A Magecart Skimming Operation Went Undetected for 30 Months

• Researchers unearth a Magecart skimming operation that has been active for 2.5 years now.
• The target platform is a magazine printing firm, so the victims are magazine subscribers in the United States.
• The platform has failed to respond to the notices, so the key-loggers are still running on the payment webpages.

Researchers from “Sanguine Security” discovered a record-breaking Magecart skimming operation that has been active since August 2017. The victims of this extensive operation are subscribers of the printed version of the ESPN Magazine (discontinued in 2019), the “Stars and Stripes” military publication, and various others served by the same printing platform. The researchers have identified at least 18 distinct keyloggers that fed data to various hacking groups, while many of them were active concurrently in some cases. The 30 months for which the operation lasted make this the longest ever Magecart skimming operation to be discovered.

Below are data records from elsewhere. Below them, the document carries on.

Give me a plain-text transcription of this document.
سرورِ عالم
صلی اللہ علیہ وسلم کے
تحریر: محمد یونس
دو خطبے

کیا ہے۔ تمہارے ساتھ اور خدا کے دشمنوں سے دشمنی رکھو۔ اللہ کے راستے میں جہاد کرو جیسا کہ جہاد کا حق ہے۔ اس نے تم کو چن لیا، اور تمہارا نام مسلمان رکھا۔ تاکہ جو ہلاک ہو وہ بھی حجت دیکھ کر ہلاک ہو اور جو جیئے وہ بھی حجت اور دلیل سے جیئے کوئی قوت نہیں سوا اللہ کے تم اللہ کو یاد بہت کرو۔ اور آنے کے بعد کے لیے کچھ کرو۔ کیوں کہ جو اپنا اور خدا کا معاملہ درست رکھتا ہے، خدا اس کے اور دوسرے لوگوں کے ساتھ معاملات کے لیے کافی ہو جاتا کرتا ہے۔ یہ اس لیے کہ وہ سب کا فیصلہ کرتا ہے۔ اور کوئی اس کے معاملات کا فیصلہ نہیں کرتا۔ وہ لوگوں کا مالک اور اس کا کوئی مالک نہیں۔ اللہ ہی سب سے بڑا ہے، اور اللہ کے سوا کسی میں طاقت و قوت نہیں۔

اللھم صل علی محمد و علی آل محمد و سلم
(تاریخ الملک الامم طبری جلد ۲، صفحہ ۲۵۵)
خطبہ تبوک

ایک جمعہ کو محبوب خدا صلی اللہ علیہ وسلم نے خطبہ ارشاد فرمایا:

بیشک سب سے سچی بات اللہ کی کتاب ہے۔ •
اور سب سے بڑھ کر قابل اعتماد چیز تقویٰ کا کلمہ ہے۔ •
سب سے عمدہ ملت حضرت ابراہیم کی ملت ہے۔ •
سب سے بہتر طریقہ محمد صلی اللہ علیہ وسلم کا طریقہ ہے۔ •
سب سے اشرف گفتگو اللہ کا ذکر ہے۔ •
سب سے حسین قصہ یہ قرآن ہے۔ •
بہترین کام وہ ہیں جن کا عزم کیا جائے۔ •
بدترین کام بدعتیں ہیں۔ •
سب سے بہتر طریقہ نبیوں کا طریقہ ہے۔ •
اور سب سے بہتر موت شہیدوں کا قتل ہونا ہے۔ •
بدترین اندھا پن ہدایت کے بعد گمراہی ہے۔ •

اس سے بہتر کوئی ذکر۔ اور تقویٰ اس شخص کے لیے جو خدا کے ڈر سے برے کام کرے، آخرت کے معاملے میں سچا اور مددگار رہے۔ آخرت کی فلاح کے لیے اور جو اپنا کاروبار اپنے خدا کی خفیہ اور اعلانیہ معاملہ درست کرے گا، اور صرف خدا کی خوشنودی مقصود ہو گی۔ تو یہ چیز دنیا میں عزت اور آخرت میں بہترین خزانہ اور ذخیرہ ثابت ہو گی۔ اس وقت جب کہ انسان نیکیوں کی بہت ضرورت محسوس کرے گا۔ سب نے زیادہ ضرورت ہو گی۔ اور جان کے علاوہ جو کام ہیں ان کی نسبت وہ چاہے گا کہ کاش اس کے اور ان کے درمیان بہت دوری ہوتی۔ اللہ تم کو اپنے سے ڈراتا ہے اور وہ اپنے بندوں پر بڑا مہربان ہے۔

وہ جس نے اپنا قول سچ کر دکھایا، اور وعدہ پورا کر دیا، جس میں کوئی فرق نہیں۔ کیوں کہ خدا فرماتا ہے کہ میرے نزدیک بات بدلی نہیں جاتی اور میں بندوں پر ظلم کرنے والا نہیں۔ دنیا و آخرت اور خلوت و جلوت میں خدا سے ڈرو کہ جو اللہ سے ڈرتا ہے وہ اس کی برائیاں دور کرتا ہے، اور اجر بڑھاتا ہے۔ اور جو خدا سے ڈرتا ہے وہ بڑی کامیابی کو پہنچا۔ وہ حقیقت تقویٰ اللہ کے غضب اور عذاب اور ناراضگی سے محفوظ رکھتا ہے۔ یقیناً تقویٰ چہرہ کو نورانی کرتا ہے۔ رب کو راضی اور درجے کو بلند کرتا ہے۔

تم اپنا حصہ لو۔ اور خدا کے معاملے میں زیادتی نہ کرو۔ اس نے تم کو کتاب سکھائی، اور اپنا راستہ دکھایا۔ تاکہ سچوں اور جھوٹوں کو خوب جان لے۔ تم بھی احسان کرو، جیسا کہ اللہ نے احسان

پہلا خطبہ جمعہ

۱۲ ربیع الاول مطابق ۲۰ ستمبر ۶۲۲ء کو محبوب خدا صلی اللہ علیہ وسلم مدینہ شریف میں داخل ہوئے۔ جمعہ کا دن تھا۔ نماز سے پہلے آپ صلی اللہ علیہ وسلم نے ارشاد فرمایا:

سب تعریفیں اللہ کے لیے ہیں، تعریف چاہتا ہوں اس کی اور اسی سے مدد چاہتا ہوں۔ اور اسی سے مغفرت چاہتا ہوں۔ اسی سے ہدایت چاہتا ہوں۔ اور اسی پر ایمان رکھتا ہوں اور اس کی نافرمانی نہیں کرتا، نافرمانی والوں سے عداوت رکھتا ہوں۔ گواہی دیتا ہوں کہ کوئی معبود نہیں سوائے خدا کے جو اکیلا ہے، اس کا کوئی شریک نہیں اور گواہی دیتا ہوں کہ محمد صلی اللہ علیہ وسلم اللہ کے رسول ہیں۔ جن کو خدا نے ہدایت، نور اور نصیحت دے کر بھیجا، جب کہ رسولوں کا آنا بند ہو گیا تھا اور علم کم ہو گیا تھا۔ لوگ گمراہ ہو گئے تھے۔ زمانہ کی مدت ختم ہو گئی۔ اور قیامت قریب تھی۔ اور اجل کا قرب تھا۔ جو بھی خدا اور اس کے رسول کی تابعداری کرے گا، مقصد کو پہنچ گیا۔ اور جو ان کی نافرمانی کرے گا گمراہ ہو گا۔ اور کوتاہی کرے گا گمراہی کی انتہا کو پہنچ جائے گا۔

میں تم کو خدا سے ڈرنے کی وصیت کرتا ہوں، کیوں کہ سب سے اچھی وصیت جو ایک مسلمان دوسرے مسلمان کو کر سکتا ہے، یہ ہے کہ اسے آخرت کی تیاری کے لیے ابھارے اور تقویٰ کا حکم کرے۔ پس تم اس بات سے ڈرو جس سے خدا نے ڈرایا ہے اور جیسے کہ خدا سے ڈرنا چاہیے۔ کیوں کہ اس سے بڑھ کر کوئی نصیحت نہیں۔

The first skimmer that was deployed belonged to the “webstatvisit.com” family and kept stealing payment data until February 1, 2019. Then, the actors replaced it with a new one who was able to exfiltrate user keystrokes to “http://jackhemmingway.com/editonepost.com/gate.php”. The Magecart actors switched to different collecting points several times, as described in detail below:

• 3rd Apr 2019: http://joyjewell.com/gate.php
• 30th Apr 2019: https://thefei.com/usballiance.org/admin/gate.php
• 5th May 2019: https://thefei.com/boomerlifestage.com/admin/gate.php
• 21st July 2019: http://bizlawyer.org/cg-bin/gate.php

The “gate.php” is a widely-used sniffer kit that sells for $950 on the dark web and is unquestionably a mark of Magecart operations. In the months that followed, the actors changed skimmers many times, reaching a total of seven versions, with some running simultaneously for a couple of weeks. Potentially, the goal of this was to accommodate various hacking groups, as well as to rush stolen data to darknet marketplace listings.

Sanguine Security has tried to contact the printing platform multiple times already, but they are yet to receive a response from them. This means that they are still infected with the skimming scripts and that the people who have had their payment data stolen have received no notice about it. If you have bought a subscription to the ESPN Mag or the “Stars and Stripes”, you may want to check your bank account and review all transactions carefully.

Magecart is a continuous and ever-intensifying problem that is mostly in the hands of the website owners to solve. That said, people should be careful with whom they share their payment data and use electronic payment methods over card-based ones. Also, install a network security suite from a trusty vendor that can detect these skimming scripts and warn you when you visit a webpage that’s hiding them.